Featherstone Fruits and Vegetables started in 1995 as Jack Hedin and Jenni McHugh’s five-acre garden at the Zephyr Valley Land Co-op near Winona, Minn. Since then, the farm has relocated to land near the town of Rushford, Minn., and now employs nearly 50 people working on over 250 acres of optimal vegetable-growing ground. Beginning in late May with leaf lettuce, through a summer’s harvest of zucchini and cherry tomatoes, into winter squash and carrots in the winter, there’s hardly a month that Featherstone isn’t represented in the co-op’s Produce department. The farm is certified organic and is dedicated to creating a truly sustainable agriculture system. That includes geothermal heating and cooling for the packing shed, as well as a solar array that generates about 60 percent of the farm’s energy. Featherstone Farm was the featured Know Our Grower Sept. 18 – Oct. 1. Meet the Grower: Sunday, Sept. 29.
Grower: Jack Hedin
When did you begin farming and what inspired you to pursue farming as a profession?

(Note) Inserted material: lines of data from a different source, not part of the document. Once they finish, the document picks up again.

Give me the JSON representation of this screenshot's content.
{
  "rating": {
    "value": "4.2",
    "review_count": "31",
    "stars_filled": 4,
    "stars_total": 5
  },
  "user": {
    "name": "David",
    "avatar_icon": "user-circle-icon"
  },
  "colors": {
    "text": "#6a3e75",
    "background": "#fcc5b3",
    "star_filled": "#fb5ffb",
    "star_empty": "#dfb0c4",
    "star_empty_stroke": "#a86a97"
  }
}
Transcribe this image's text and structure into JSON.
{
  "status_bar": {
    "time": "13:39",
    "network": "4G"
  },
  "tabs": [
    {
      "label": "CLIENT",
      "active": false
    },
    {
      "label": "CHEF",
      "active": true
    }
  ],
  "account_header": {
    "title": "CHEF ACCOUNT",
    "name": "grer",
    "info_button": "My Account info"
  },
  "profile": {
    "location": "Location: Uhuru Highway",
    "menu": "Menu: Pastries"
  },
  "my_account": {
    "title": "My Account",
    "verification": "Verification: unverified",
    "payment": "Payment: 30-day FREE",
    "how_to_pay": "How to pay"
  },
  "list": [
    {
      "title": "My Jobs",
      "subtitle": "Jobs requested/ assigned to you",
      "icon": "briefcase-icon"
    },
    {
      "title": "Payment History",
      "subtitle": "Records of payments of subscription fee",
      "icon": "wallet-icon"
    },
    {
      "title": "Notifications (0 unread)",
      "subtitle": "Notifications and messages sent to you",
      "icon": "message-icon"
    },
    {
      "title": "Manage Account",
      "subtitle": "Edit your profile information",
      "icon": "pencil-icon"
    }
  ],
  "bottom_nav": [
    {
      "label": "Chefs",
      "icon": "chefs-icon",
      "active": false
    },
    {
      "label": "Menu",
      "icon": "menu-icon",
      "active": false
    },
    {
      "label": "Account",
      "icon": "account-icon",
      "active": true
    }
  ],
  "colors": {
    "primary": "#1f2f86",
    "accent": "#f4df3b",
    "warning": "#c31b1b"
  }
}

In 1987, the summer between my junior and senior year at college, I started an internship at New Morning Farm in Pennsylvania. I hoped to get applicable, real life skills for the community development work I was planning to do in developing nations. Instead, I fell in love with vegetable farming, and I never looked back.
Can you describe your approach to farming? Are there any unique components to your farm that may be different from other local farms?
We’re trying to be as sustainable as possible. With climate change right here and now, this should be first and foremost in our minds. We do this with our solar panels, our geothermal heating system, our cover cropping and rotational systems, and in general looking toward how we can work more toward a closed loop ecosystem on our farm.
What distinguishes your products from other local produce?
Our 17 years of farming experience shows in the high quality of our produce; over the years, we’ve selected crops that we grow well. If you ask our customers, our carrots are certainly a standout crop for their incredible sweetness and flavor.
What is your favorite way to enjoy your own produce?
I absolutely love winter squash, which is why we grow so many great varieties. There’s nothing better than popping a kabocha squash in the oven on a chilly winter day and letting it warm you up. Kale is also a favorite of mine.